Friday, May 29, 2009

Things I Like About Liberals, Transportation Policy Smackdown Edition

The focus of this blog is the contradictions and failures of liberalism: how liberals see themselves as supporters of social justice and international cooperation, but how in reality they support both capitalism, the structure of which guarantees massive inequality and crushing poverty, and imperialism almost as much as conservatives.

But there are some things I like about liberal blogs, or else I wouldn't read them. Take this post from Matthew Yglesias, one of my favorite liberal bloggers:

Randall O’Toole is a relentless advocate for highways and automobile dependency in the United States. Consequently, I don’t agree with him about very much. But the thing I consistently find most bizarre about him, is that the Cato Institute and the Reason Foundation have both agreed to agree with O’Toole that his support for highways and automobile dependency is a species of libertarianism. For example, O’Toole whines a bunch about how Ray LaHood wants to spend less money on highways and more on transportation alternatives before denouncing this agenda as “central planning.”
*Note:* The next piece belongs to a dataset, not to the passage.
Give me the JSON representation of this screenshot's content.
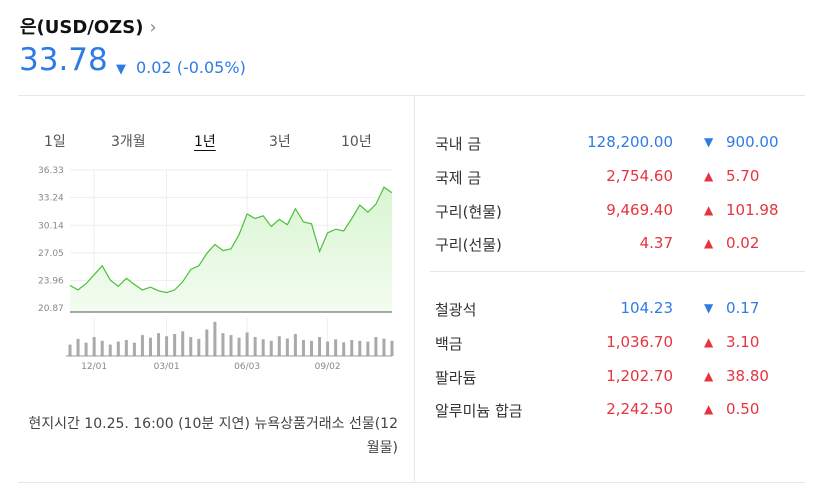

Central planning, of course, is the reverse of libertarianism. So if promoting alternative transportation is central planning, then building highways everywhere must be freedom! But of course in the real world building highways is also central planning.
This is a brilliant 30-second smackdown of a really stupid conservative argument. But I do have to disagree with Yglesias about one thing. Explaining the history of transportation policy in the US, Yglesias says that
beyond the interstates, American cities made a collective decision in the early part of the twentieth century to totally reconfigure their streets so as to become more convenient for car traffic—they’d be paved in an auto-friendly way, and the streets divided into a (larger) cars-only portion and a (smaller) people-only portion.
What Yglesias calls a "collective decision" was in fact a decision made for Americans by automobile manufacturers:

In a 1922 memo that will live in infamy, GM President Alfred P. Sloan established a unit aimed at dumping electrified mass transit in favor of gas-burning cars, trucks and buses.

Just one American family in 10 then owned an automobile. Instead, we loved our 44,000 miles of passenger rail routes managed by 1,200 companies employing 300,000 Americans who ran 15 billion annual trips generating an income of $1 billion. According to Snell, "virtually every city and town in America of more than 2,500 people had its own electric rail system."

But GM lost $65 million in 1921. So Sloan enlisted Standard Oil (now Exxon), Philips Petroleum, glass and rubber companies and an army of financiers and politicians to kill mass transit.

The campaigns varied, as did the economic and technical health of many of the systems themselves. Some now argue that buses would have transcended many of the rail lines anyway. More likely, they would have hybridized and complemented each other.

But with a varied arsenal of political and financial subterfuges, GM helped gut the core of America's train and trolley systems. It was the murder of our rail systems that made our "love affair" with the car a tragedy of necessity.

This is a classic liberal move: describing a decision that was actually made by capitalist class interests as a democratic, consensual choice.